Tu padre tenía hambre. Le sugeriste que esperara en la planta alta del ruinoso caserón, derruido por el incendio.

Descendiste por los escalones sin barandal, con temor de resbalarte. En el lugar donde cocinaba tu madrastra confirmaste el mal estado de las cebollas, papas y zanahorias.

Las ratas y los tlacuaches pudieron devorar los escombros del maíz y frijol que almacenabas en los costales de ixtle.

Un incidente estúpido ocurrió mientras intentabas abrir la lata de garbanzos que encontraste en el despojo de una alacena chamuscada y sin puertas.

Estabas confundido e irascible por las palabras que leíste en la lata parcialmente oxidada —pois chiches o chickpeas—, aún visibles en la etiqueta: granos amarillos, como canicas, sobre un platón verdoso y en forma de hoja.

Ilimitada la perversidad de Alexandra Atavus.

Lo comprobaste al escuchar el grosero monólogo del chef Philippe Etchebest.

Estaba a tus espaldas con su calva y batín blanco de cocinero.

El holograma te hizo creer que te encontrabas en algún restaurante del mediterráneo y jugabas el rol de un empresario y cocinero.

—Je serai ton cauchemar…—te gritó Etchebest, después de presentarse y desenrollar su atajo de cuchillos sobre la madera ennegrecida de una mesa circular.

Después, envalentonado por el rol que jugaba el chef francés en la inexistente cocina, te preguntó tu nombre.

Y el por qué decidiste trabajar de cocinero.

Le respondiste en su lengua y mentiste.

Ni te llamabas André Malraux, ni estudiaste alta cocina en el Cordon Bleu de Paris…

Y ni amabas los negocios relacionados a la industria gastronómica.

—Aujourd’hui je vais vous apprendre à préparer un Agneau princier Angleterre —te adelantó al tiempo que abría un hipotético refrigerador con pedazos de carne de cordero, res y pescado.

Lo ignoraste.

Ninguno de los ingredientes de la receta estaba al alcance de tus manos.
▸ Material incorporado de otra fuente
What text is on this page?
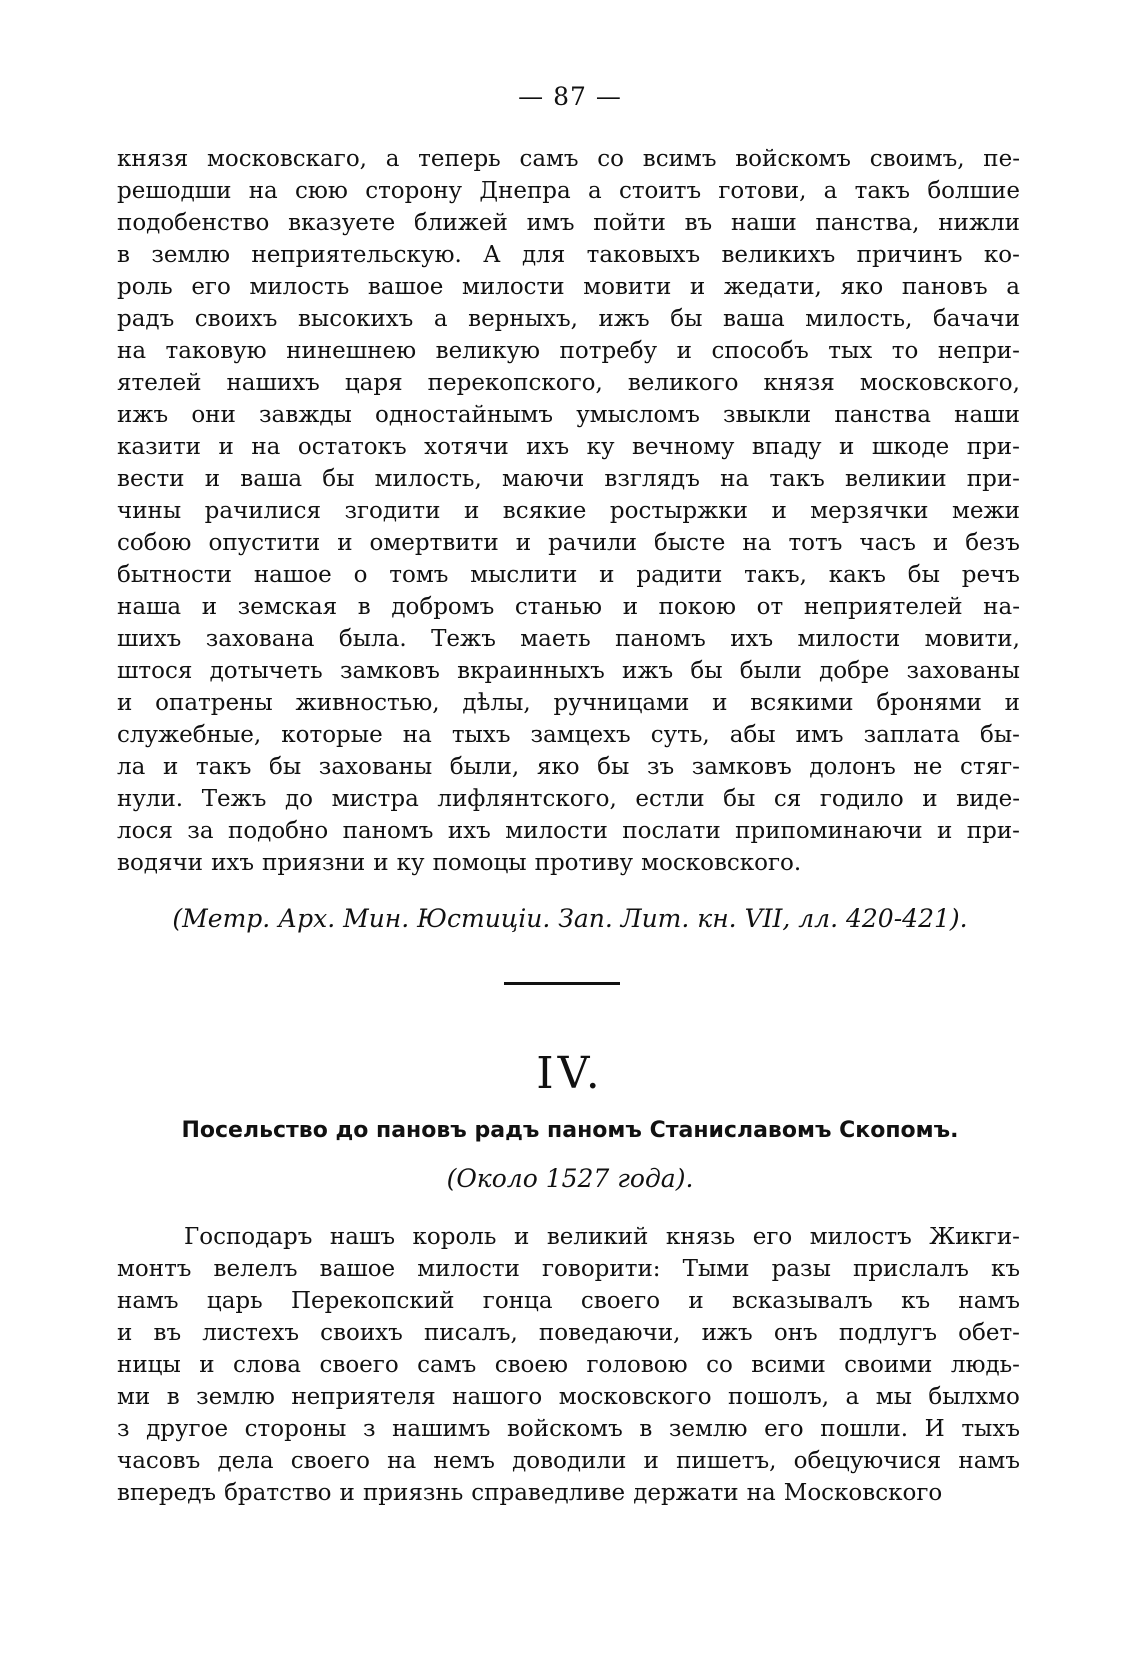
— 87 —
князя московскаго, а теперь самъ со всимъ войскомъ своимъ, пе-
решодши на сюю сторону Днепра а стоитъ готови, а такъ болшие
подобенство вказуете ближей имъ пойти въ наши панства, нижли
в землю неприятельскую. А для таковыхъ великихъ причинъ ко-
роль его милость вашое милости мовити и жедати, яко пановъ а
радъ своихъ высокихъ а верныхъ, ижъ бы ваша милость, бачачи
на таковую нинешнею великую потребу и способъ тых то непри-
ятелей нашихъ царя перекопского, великого князя московского,
ижъ они завжды одностайнымъ умысломъ звыкли панства наши
казити и на остатокъ хотячи ихъ ку вечному впаду и шкоде при-
вести и ваша бы милость, маючи взглядъ на такъ великии при-
чины рачилися згодити и всякие ростыржки и мерзячки межи
собою опустити и омертвити и рачили бысте на тотъ часъ и безъ
бытности нашое о томъ мыслити и радити такъ, какъ бы речъ
наша и земская в добромъ станью и покою от неприятелей на-
шихъ захована была. Тежъ маеть паномъ ихъ милости мовити,
штося дотычеть замковъ вкраинныхъ ижъ бы были добре захованы
и опатрены живностью, дѣлы, ручницами и всякими бронями и
служебные, которые на тыхъ замцехъ суть, абы имъ заплата бы-
ла и такъ бы захованы были, яко бы зъ замковъ долонъ не стяг-
нули. Тежъ до мистра лифлянтского, естли бы ся годило и виде-
лося за подобно паномъ ихъ милости послати припоминаючи и при-
водячи ихъ приязни и ку помоцы противу московского.
(Метр. Арх. Мин. Юстиціи. Зап. Лит. кн. VII, лл. 420-421).
IV.
Посельство до пановъ радъ паномъ Станиславомъ Скопомъ.
(Около 1527 года).
Господаръ нашъ король и великий князь его милостъ Жикги-
монтъ велелъ вашое милости говорити: Тыми разы прислалъ къ
намъ царь Перекопский гонца своего и всказывалъ къ намъ
и въ листехъ своихъ писалъ, поведаючи, ижъ онъ подлугъ обет-
ницы и слова своего самъ своею головою со всими своими людь-
ми в землю неприятеля нашого московского пошолъ, а мы былхмо
з другое стороны з нашимъ войскомъ в землю его пошли. И тыхъ
часовъ дела своего на немъ доводили и пишетъ, обецуючися намъ
впередъ братство и приязнь справедливе держати на Московского
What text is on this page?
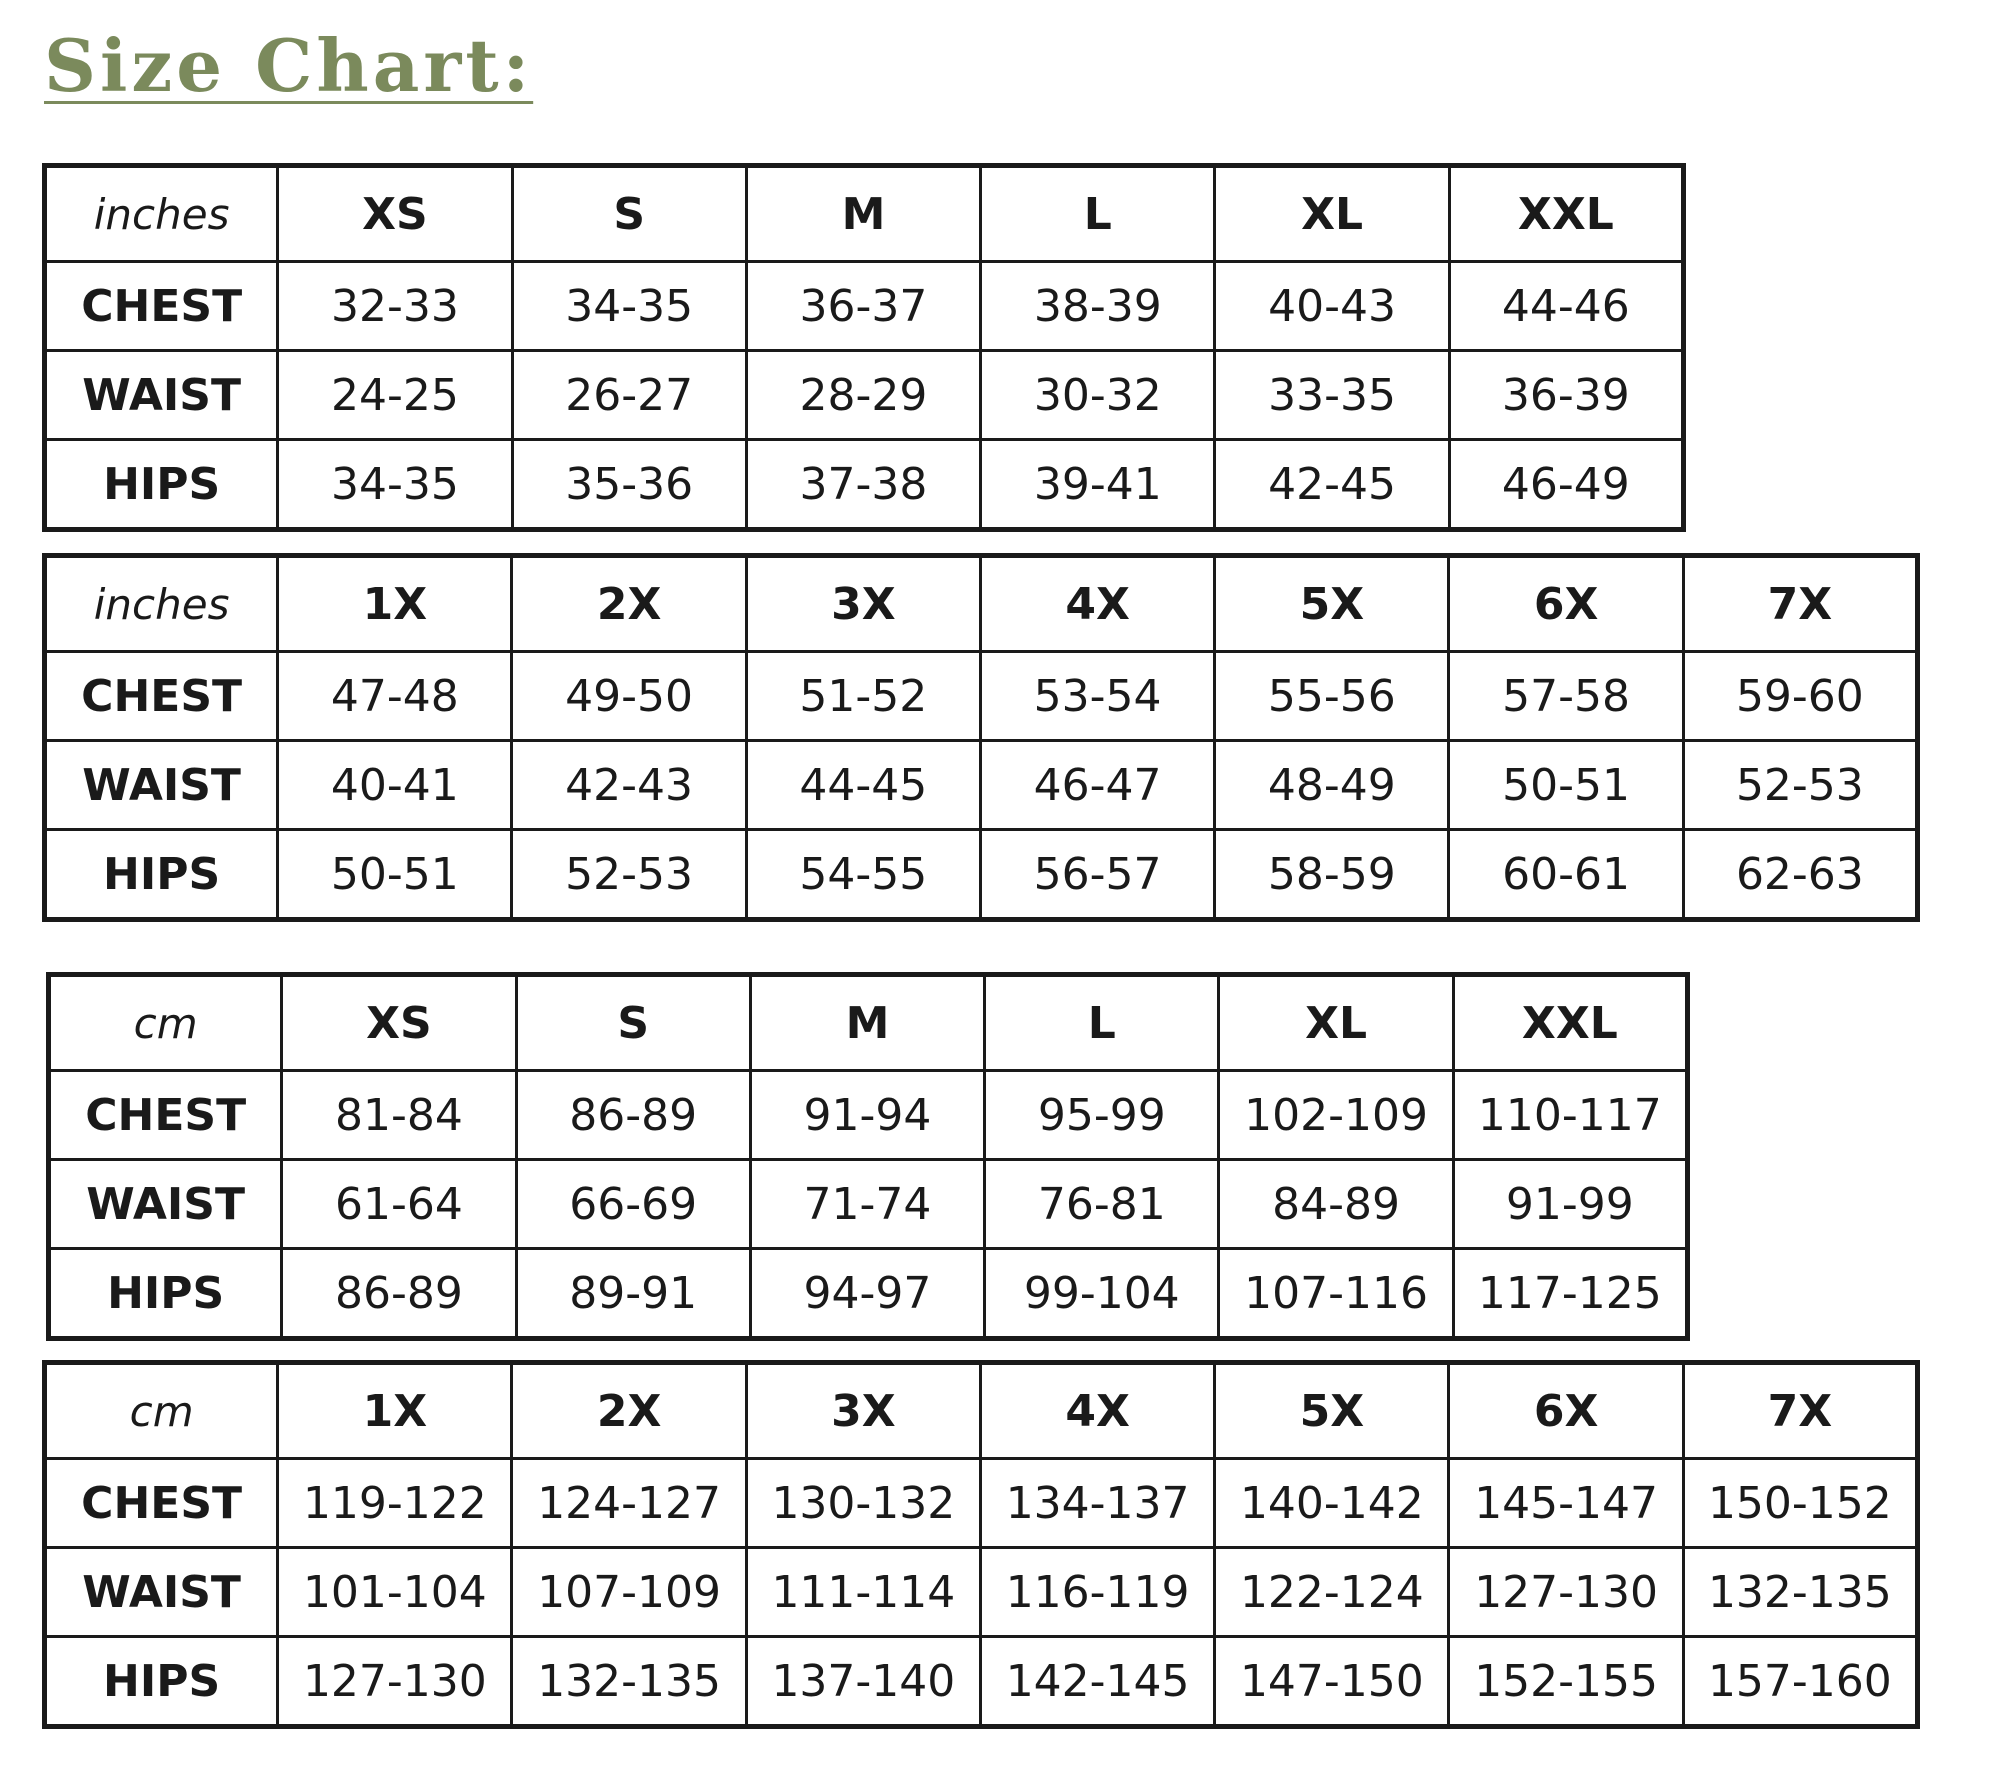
Size Chart:
inches	XS	S	M	L	XL	XXL
CHEST	32-33	34-35	36-37	38-39	40-43	44-46
WAIST	24-25	26-27	28-29	30-32	33-35	36-39
HIPS	34-35	35-36	37-38	39-41	42-45	46-49
inches	1X	2X	3X	4X	5X	6X	7X
CHEST	47-48	49-50	51-52	53-54	55-56	57-58	59-60
WAIST	40-41	42-43	44-45	46-47	48-49	50-51	52-53
HIPS	50-51	52-53	54-55	56-57	58-59	60-61	62-63
cm	XS	S	M	L	XL	XXL
CHEST	81-84	86-89	91-94	95-99	102-109	110-117
WAIST	61-64	66-69	71-74	76-81	84-89	91-99
HIPS	86-89	89-91	94-97	99-104	107-116	117-125
cm	1X	2X	3X	4X	5X	6X	7X
CHEST	119-122	124-127	130-132	134-137	140-142	145-147	150-152
WAIST	101-104	107-109	111-114	116-119	122-124	127-130	132-135
HIPS	127-130	132-135	137-140	142-145	147-150	152-155	157-160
Incluso, jamás imaginaste haber comido un filete de cordero, preparado con hojas de menta, vino blanco y consomé de ternera.

En esos momentos, solo te importaba alimentar a tu padre y ocultarte de Hermeneo Uribe y Alexandra Atavus.

Tampoco te cayó el veinte cuando evocaste tu paso por San Francisco, California, después de cruzar el Golden Gate e incursionar por territorio latino, en la Mission Distric.

La avenida S. Van Ness era una línea oscura, vigilada por los padres mexicanos ante el temor que sus hijos adolescentes la cruzaran y se internaran en el paraíso del pecado de los homosexuales y lesbianas.

Los auténticos vampiros de la ciudad portuaria que se alimentaban de sangre blanca y tolerancia racial.

En el parque Dolores del distrito Castro, aquellos personajes de mirada quemante y manos de prestidigitador, lograron apropiarse del miedo de los inmigrantes sin papeles y meterlos en sus sábanas impregnadas de esencias de cannabis sativa y hachís.

—Vous devez couper l’ail dans des seaux et être plus prudent lors du choix de la crème fouettée…

Etchebest te recordaba al actor Bruce Williams, el de Duro de matar, por la pelona y rudeza de sus rasgos faciales.

Era de voz imperativa.

En pocas ocasiones viste alguna emisión de Cauchemar en cuisine y escuchar sus airados alegatos en un modesto restaurante de la comunidad de Fontvieille. El motivo: la cocina apestaba y los platillos fueron elaborados con desdén por el propietario de Le Moulin de la Grasiho.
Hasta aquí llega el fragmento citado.